Schienen & MAsken sollen helfen

Die Therapie richtet sich nach der Ursache des Schnarchens. So gibt es spezielle Schienen, die im Mund getragen werden und den Unterkiefer samt Zunge vorverlagern. Auf diese Weise soll der Atemweg erweitert werden, erklärt Weeß. Eine andere Möglichkeit ist die nächtliche Überdruckbeatmung: Der Betroffene schläft mit einer speziellen Maske, die für einen leicht positiven Luftdruck sorgt. Das soll stabilisierend wirken und verhindern, dass sich der Atemweg verschließt.

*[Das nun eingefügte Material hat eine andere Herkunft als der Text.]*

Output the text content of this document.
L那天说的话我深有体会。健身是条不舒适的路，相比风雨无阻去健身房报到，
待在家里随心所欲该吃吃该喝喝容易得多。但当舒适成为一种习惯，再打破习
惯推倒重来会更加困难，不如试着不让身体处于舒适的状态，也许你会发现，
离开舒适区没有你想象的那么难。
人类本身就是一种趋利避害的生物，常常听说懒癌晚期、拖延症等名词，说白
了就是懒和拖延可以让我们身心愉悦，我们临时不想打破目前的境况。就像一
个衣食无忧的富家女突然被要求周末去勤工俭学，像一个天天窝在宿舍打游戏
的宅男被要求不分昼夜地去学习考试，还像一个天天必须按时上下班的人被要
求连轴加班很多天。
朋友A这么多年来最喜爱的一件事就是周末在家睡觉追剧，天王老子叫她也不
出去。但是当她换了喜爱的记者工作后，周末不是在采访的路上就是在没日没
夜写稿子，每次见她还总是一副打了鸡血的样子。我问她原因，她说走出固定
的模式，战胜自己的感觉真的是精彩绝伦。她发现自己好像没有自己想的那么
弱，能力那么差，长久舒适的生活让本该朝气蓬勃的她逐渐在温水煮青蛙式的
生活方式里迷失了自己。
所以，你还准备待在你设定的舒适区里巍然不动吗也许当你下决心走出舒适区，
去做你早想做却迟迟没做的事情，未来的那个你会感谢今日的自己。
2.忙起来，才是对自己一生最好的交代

„Der Lärmpegel beim Schnarchen kann die Lautstärke eines vorbeifahrenden Lkw erreichen“, sagt Weeß. Aber auch wer „nur“ schnarcht, kann seinem Partner zuliebe etwas dagegen unternehmen: Auf Alkohol verzichten, Übergewicht reduzieren und nicht auf dem Rücken schlafen – Maßnamhen, die laut Weeß postive Effekte nach sich ziehen können. Dabei helfen spezielle Westen, die die Rückenlage verhindern. Im besten Fall hat der Bettpartner dann endlich seine Ruhe. Und einen erholsamen Nachtschlaf.